The first case, al Bahlul v. United States, raises the question whether the commissions have the constitutional authority to try domestic offenses, or whether their jurisdiction is limited to violations of the international laws of war.
Ali Hamza Ahmad Suliman al Bahlul, has been held in Guantanamo Bay since January 2002.
A Yemini and an al Qaeda propagandist, al Bahlul was convicted on three charges that the government concedes are not international war crimes. On appeal, the DC federal appeals court threw out two of those charges, but it fractured on the third, affirming al Bahlul’s conspiracy conviction without agreement among the judges as to the grounds.
In court papers, his lawyers say the issue is of “exceptional importance,” the idea that is it constitutional to try wholly domestic federal crimes, such as conspiracy, in these special non-judicial trial chambers.
Steve Vladeck, professor of law at the University of Texas School of Law and CNN Supreme Court analyst, who has filed friend-of-the-court briefs in the lower courts in both cases, says that although the case seems technical, it is central to the constitutional question confronting the post-September 11 military commissions.
“The Supreme Court has endorsed military commission trials for international war crimes, but it’s never decided whether commissions may also try domestic offenses — and has at least implicitly suggested that the Constitution might require such cases to be brought in civilian courts. This is a big deal because it’s very difficult to tie individual detainees to specific acts of terrorism — and, as such, to international war crimes. That’s why almost all of the charges (and convictions) before the post-September 11 commissions have involved more ordinary, domestic offenses, which the government can often prove without showing a direct connection to specific combat activities,” he said.
The petition also challenges his conspiracy conviction on First Amendment grounds, and objects to the entire military commission system on the grounds that, because it is only targeted at non-citizens, it is unconstitutionally discriminatory under the Fifth Amendment’s due process clause.
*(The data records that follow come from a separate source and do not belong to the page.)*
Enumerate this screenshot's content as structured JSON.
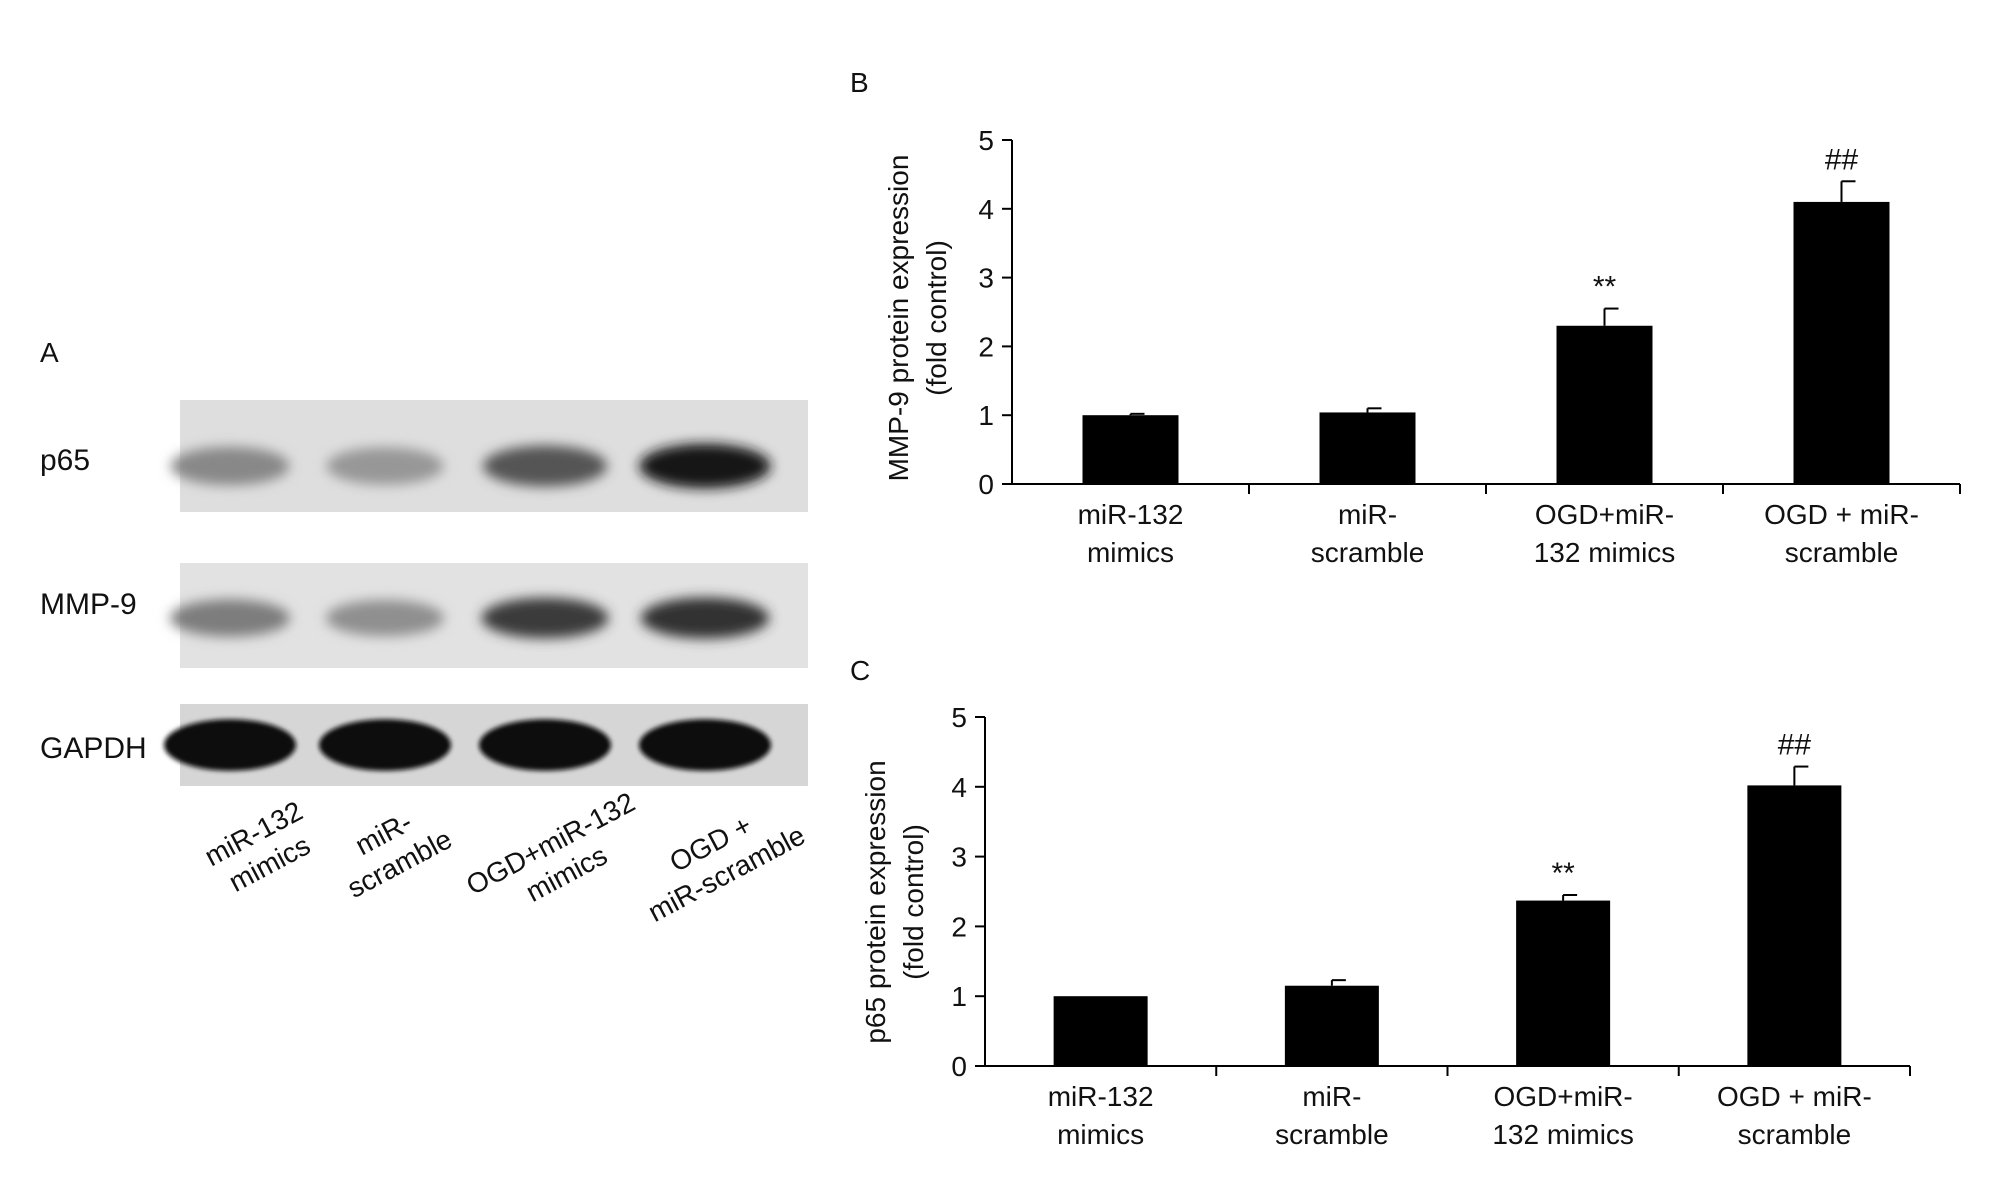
{
  "panel_a": {
    "letter": "A",
    "rows": [
      {
        "label": "p65",
        "intensities": [
          0.45,
          0.38,
          0.68,
          0.98
        ]
      },
      {
        "label": "MMP-9",
        "intensities": [
          0.5,
          0.42,
          0.8,
          0.85
        ]
      },
      {
        "label": "GAPDH",
        "intensities": [
          1.0,
          1.0,
          1.0,
          1.0
        ]
      }
    ],
    "lanes": [
      [
        "miR-132",
        "mimics"
      ],
      [
        "miR-",
        "scramble"
      ],
      [
        "OGD+miR-132",
        "mimics"
      ],
      [
        "OGD +",
        "miR-scramble"
      ]
    ]
  },
  "chart_data": [
    {
      "panel": "B",
      "type": "bar",
      "categories": [
        [
          "miR-132",
          "mimics"
        ],
        [
          "miR-",
          "scramble"
        ],
        [
          "OGD+miR-",
          "132 mimics"
        ],
        [
          "OGD + miR-",
          "scramble"
        ]
      ],
      "values": [
        1.0,
        1.04,
        2.3,
        4.1
      ],
      "errors": [
        0.02,
        0.06,
        0.25,
        0.3
      ],
      "annotations": [
        "",
        "",
        "**",
        "##"
      ],
      "ylabel": [
        "MMP-9 protein expression",
        "(fold control)"
      ],
      "xlabel": "",
      "ylim": [
        0,
        5
      ],
      "yticks": [
        0,
        1,
        2,
        3,
        4,
        5
      ],
      "grid": false,
      "bar_color": "#000000"
    },
    {
      "panel": "C",
      "type": "bar",
      "categories": [
        [
          "miR-132",
          "mimics"
        ],
        [
          "miR-",
          "scramble"
        ],
        [
          "OGD+miR-",
          "132 mimics"
        ],
        [
          "OGD + miR-",
          "scramble"
        ]
      ],
      "values": [
        1.0,
        1.15,
        2.37,
        4.02
      ],
      "errors": [
        0.0,
        0.08,
        0.08,
        0.27
      ],
      "annotations": [
        "",
        "",
        "**",
        "##"
      ],
      "ylabel": [
        "p65 protein expression",
        "(fold control)"
      ],
      "xlabel": "",
      "ylim": [
        0,
        5
      ],
      "yticks": [
        0,
        1,
        2,
        3,
        4,
        5
      ],
      "grid": false,
      "bar_color": "#000000"
    }
  ]
}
The second case, al Nashiri v. Obama, involves Abd al-Rahim al-Nashiri, one of the defendants currently before the commissions, who faces capital charges for his alleged role in the October 2000 bombing of the USS Cole and the 2002 bombing of a French tanker.
Nashiri is seeking to challenge the power of the commissions to try him for offenses that pre-dated the September 11 attack, since the statute authorizing military commissions limits their authority to crimes committed during “any conflict subject to the laws of war.” Unless the United States was already at war with al Qaeda in October 2000, Nashiri argues, he can’t be tried in a military (as opposed to civilian) court for his alleged role in the Cole bombing.
In Nashiri’s case, the lower courts did not reach the merits of his challenge, holding that it was premature because Nashiri had not yet been convicted — and that such arguments are better presented on a post-conviction appeal. Nashiri argues, in response, that he is challenging the military commission’s power to try him in the first place, a right that cannot fully be vindicated after the fact; and that, in any event, given how slowly the commissions have operated, and how harshly he has been treated while in US custody, it would be both unfair and inconsistent with prior Supreme Court decisions to hold off on resolving his challenge until after he is convicted.
Nashiri was seized by local authorities in Dubai in late 2002 and transferred to the custody of the Central Intelligence Agency. His brief filed with the court is blacked out on many pages and marked “unclassified for public release.”
“One of the central issues in Nashiri’s case is whether or not the torture he suffered weighs in favor of review at this time as opposed to after trial,” said his lawyer, Rick Kammen.
As such the briefs details his time spent in the CIA’s Rendition Detention and Interrogation Programs.
The Trump administration is likely to respond within 30 days. The justices are not expected to act on the petitions until this summer.